If we assume that our restoration goal was to attain at least one surviving 2.5 year old transplanted coral per square metre on a degraded reef, at a cost of $61 per coral, restoration of one hectare of reef would require an investment of >US$600,000 in a developing country. These costs are prohibitive when we consider that the global average value, in terms of ecological goods and services, of one hectare of reef is estimated at approximately US$6,000 yr−1 (Costanza et al. 1998). A simple extrapolation would suggest such a restored hectare of reef would need to persist and deliver equivalent ecological services for a century to recoup such an investment. The cost per coral is relatively high when compared to asexual propagation techniques (e.g. Levy et al. 2010), however it is in line with costs of other attempts to sexually propagate corals for reef rehabilitation. For example Nakamura et al. (2011) estimated costs of approx. US$163 for a single substrate containing numerous 10 month old juvenile corals. Furthermore the estimated costs to restore a hectare of reef in this study are not atypical when compared to actual reef rehabilitation efforts. Examination of a range of previous case studies reveal costs ranging from tens of thousands to over a million US dollars per hectare with the median cost just below US$500,000 ha−1 (Edwards et al. 2010).

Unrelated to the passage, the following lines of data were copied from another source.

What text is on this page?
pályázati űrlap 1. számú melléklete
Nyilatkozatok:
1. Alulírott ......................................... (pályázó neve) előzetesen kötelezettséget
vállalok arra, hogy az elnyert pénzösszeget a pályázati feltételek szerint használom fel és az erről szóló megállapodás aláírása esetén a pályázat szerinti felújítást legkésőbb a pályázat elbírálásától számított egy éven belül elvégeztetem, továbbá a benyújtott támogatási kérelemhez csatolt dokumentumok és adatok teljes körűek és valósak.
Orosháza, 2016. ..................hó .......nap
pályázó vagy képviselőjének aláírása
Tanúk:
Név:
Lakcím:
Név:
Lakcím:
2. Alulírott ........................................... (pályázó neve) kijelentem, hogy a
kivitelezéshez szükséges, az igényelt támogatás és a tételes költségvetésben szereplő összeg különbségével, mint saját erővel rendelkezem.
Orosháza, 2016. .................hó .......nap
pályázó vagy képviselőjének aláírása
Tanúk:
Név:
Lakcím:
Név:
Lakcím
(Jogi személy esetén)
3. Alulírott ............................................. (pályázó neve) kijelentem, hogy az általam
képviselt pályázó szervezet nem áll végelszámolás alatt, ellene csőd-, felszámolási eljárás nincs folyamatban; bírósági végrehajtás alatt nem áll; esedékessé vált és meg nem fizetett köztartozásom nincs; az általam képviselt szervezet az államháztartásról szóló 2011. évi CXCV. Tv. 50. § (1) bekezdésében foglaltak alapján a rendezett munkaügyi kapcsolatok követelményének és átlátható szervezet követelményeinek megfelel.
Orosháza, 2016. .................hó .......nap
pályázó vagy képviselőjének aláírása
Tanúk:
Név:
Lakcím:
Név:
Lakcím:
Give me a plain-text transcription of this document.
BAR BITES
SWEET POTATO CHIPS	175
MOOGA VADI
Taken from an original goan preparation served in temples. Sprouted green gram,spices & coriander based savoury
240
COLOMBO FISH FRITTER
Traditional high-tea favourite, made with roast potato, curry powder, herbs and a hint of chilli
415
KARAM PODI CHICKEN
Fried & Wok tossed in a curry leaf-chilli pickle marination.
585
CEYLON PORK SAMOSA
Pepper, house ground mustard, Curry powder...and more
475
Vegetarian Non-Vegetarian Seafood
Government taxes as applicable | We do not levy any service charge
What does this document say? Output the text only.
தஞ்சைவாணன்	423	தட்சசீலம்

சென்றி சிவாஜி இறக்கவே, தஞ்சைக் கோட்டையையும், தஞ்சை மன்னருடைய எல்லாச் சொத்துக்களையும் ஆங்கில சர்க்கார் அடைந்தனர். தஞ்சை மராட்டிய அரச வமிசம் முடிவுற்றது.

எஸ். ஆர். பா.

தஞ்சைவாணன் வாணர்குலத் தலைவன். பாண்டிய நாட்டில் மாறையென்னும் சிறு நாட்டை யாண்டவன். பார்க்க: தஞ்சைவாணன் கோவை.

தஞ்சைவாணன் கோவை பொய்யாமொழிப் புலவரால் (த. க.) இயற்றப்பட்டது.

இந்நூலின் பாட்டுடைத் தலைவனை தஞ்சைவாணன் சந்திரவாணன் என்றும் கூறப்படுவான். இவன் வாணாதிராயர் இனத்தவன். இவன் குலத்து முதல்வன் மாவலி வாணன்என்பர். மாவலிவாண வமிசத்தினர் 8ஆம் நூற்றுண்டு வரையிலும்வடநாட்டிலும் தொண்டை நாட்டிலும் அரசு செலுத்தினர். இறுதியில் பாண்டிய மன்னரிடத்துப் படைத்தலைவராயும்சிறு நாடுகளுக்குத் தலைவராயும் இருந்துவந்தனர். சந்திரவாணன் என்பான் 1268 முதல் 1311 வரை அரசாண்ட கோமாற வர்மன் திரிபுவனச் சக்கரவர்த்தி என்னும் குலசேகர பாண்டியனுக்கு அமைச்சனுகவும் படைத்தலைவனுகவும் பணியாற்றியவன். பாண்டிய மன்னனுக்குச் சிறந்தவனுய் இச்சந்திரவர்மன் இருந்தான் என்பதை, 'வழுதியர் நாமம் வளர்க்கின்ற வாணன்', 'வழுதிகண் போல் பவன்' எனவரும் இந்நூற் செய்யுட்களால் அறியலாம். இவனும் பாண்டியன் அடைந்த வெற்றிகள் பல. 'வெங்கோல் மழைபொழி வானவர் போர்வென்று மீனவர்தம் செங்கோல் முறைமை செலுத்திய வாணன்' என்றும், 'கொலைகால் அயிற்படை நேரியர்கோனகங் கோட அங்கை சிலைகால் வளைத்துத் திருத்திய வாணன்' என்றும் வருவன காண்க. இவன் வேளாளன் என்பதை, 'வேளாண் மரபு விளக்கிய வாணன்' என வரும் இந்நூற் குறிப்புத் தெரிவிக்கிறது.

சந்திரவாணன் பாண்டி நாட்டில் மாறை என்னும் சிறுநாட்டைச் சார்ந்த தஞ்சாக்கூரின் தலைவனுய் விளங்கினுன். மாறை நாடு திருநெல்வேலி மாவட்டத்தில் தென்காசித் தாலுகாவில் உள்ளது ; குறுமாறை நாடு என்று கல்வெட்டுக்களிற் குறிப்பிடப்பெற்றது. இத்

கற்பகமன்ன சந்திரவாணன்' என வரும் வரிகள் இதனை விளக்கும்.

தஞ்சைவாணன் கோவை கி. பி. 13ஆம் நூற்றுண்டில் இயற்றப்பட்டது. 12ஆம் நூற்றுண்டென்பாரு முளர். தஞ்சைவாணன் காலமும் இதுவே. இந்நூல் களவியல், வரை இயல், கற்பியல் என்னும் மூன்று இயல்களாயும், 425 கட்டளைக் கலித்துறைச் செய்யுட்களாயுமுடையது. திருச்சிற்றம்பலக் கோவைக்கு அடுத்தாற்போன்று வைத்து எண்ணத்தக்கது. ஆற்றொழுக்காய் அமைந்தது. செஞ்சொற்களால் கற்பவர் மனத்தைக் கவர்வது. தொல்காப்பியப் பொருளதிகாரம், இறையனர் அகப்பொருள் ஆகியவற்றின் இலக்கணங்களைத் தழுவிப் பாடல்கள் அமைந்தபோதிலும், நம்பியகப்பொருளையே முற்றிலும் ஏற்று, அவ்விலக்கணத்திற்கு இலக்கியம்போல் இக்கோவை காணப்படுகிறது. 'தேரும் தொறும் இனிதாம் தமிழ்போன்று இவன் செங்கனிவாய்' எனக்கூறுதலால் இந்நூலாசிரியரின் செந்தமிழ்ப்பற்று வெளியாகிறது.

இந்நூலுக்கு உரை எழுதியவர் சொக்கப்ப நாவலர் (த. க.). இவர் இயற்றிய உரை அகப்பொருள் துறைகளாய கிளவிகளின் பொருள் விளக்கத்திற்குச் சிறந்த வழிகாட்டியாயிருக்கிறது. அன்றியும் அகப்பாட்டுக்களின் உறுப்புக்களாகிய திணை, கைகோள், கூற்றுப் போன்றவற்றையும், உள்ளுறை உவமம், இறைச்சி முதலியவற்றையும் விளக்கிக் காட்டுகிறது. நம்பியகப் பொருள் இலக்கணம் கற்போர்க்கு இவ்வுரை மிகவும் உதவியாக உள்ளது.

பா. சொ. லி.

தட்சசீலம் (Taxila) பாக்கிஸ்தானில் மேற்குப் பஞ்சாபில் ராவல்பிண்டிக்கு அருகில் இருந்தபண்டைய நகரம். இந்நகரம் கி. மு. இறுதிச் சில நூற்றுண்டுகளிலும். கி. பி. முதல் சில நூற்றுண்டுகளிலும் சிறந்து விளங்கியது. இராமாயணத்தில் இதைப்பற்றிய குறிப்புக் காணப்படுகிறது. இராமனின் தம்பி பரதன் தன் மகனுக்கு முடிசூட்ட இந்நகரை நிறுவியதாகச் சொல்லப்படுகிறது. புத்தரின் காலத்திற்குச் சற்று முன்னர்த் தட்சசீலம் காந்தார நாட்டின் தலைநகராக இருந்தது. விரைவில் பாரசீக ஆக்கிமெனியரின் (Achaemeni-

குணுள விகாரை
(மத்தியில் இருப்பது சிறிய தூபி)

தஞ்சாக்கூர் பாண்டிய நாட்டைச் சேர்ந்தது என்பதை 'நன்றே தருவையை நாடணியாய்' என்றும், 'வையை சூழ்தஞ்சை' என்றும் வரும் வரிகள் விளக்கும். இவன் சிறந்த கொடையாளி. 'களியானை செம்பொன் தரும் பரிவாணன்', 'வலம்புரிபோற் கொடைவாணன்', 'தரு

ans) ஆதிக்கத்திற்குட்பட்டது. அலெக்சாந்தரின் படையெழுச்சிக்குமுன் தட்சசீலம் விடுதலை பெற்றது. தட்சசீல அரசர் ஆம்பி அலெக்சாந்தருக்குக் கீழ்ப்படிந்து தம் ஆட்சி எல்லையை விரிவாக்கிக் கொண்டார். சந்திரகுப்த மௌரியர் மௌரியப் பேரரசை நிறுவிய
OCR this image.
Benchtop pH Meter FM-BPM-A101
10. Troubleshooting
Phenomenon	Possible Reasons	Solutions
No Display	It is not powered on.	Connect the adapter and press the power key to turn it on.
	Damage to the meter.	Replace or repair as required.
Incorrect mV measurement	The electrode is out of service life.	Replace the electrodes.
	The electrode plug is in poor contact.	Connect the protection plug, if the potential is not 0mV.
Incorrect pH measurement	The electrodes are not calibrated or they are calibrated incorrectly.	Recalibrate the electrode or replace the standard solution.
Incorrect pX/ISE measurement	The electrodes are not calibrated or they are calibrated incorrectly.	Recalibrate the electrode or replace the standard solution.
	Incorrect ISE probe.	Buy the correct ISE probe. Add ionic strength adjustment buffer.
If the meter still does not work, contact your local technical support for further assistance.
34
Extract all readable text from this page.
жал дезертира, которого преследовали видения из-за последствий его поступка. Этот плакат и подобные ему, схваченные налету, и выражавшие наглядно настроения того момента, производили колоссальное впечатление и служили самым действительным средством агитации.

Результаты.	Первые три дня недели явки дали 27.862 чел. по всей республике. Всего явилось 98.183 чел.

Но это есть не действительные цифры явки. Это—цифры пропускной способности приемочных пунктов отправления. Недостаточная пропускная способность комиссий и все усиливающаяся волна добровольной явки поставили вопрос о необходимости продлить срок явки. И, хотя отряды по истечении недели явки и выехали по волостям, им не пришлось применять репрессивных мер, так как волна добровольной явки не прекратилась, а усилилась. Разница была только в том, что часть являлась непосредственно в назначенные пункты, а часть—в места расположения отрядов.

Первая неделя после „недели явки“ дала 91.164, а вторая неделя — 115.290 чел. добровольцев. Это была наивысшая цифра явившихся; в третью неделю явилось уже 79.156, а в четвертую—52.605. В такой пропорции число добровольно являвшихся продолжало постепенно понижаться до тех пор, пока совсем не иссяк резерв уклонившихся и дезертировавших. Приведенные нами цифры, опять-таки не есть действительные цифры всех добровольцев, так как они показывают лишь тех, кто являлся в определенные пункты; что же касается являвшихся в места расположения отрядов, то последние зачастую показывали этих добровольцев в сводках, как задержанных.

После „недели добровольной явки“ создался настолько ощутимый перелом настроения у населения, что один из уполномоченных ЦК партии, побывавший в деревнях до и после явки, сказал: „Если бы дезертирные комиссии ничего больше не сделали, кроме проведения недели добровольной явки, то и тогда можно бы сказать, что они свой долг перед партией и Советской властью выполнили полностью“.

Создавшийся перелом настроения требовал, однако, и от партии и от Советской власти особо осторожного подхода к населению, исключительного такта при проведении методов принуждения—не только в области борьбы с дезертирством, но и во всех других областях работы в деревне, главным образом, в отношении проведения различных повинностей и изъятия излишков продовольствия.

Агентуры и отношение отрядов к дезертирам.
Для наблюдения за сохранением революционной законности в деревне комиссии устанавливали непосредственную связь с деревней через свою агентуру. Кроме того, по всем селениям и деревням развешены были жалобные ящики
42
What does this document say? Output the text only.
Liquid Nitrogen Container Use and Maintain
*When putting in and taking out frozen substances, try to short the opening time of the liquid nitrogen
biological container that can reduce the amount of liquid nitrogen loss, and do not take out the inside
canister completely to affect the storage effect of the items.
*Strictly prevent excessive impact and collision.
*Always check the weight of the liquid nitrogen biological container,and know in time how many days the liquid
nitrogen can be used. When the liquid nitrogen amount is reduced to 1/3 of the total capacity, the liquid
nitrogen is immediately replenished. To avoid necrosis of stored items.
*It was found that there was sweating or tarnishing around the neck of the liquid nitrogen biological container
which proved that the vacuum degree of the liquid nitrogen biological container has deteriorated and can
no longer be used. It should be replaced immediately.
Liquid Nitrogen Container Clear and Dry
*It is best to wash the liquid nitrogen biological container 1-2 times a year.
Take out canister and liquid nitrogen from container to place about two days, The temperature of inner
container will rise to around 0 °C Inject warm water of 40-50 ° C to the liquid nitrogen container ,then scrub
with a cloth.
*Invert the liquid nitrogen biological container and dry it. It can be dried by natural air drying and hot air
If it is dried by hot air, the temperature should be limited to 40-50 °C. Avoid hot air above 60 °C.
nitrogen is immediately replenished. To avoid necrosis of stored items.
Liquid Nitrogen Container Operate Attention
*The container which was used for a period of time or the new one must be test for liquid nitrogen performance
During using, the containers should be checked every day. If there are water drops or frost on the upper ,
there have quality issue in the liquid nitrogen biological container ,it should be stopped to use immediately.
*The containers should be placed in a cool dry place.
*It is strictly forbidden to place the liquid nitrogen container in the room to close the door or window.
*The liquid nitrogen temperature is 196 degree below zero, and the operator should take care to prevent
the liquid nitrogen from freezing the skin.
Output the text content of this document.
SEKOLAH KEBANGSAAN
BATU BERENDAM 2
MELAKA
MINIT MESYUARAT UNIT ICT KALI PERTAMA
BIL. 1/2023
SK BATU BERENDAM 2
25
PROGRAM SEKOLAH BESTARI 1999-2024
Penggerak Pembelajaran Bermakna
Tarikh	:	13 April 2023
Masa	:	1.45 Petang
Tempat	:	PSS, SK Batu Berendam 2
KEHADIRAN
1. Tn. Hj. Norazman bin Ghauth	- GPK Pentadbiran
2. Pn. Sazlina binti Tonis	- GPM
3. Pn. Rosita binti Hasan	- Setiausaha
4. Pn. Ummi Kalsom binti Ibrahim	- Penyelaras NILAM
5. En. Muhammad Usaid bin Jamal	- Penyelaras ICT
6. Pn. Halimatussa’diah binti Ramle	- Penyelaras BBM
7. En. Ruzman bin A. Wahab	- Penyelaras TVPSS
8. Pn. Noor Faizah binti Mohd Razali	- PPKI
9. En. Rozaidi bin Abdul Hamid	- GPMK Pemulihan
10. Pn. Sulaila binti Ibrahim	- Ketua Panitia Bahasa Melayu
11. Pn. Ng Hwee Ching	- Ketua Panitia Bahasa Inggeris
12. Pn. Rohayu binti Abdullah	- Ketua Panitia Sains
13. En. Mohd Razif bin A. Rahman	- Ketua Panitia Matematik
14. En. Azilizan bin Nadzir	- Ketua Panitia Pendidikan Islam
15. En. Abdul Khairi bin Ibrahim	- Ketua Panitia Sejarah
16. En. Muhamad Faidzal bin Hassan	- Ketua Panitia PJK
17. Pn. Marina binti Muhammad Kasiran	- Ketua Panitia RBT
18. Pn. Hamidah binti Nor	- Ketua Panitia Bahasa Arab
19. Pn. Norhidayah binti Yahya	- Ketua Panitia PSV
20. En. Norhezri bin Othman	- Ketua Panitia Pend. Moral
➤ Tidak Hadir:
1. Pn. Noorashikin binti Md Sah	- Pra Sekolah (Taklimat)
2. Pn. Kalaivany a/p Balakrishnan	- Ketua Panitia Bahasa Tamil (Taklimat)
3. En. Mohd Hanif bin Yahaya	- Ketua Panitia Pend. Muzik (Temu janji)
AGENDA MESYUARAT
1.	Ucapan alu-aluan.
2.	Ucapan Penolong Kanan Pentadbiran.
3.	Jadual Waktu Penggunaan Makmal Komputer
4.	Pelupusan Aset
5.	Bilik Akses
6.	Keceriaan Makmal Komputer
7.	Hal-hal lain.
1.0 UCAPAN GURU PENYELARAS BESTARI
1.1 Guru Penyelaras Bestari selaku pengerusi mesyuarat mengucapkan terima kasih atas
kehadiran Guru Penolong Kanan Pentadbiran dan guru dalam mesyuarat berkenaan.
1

Ongoing work at the study location suggests that costs of producing sexually propagated corals could be reduced. For example, in subsequent attempts at rearing corals on plug-ins we have achieved pre-transplantation survival of >50 % and post-transplantation survival of almost 90 % during the first 12 months. At these survival rates a 2.5 year old transplanted coral would cost around US$13, an almost 80 % reduction in the cost per coral presented here (i.e. US$61). Similarly, by improving early survival rates during the rearing phase and using a simplified plug design, a 12 month old transplanted colony of Acropora valida can be produced for approximately US$11 (Villanueva et al. 2012). Furthermore, producing 5,000 plug-ins per year over a 3 year period would reduce the cost of a 2 year old transplanted coral to less than US$5 due to economies of scale (Edwards et al. 2010). Nonetheless, in most countries with coral reefs, funds for environmental protection and conservation are limited and therefore coastal managers need to consider carefully if active rehabilitation techniques, such as those presented here, are a prudent use of limited funds. The relative costs and benefits of management measures (such as enforcement of protection and improving water quality) versus active rehabilitation (coral transplantation) should be examined carefully before embarking on a rehabilitation effort (Haisfield et al. 2010).

The results of this study show that it is a technically feasible, albeit expensive management option to restore cover on degraded reefs using sexually propagated corals. If survival rates are increased and/or production is scaled up to reduce costs, these techniques may be useful for rapidly increasing coral cover at relatively small scales on degraded reefs where there are suitable facilities and adequate funding. In addition, the techniques presented here could be combined with selective breeding programs that focus on rearing corals with specific traits, e.g. thermal tolerance, as a potential mitigation against climate change induced degradation of reefs.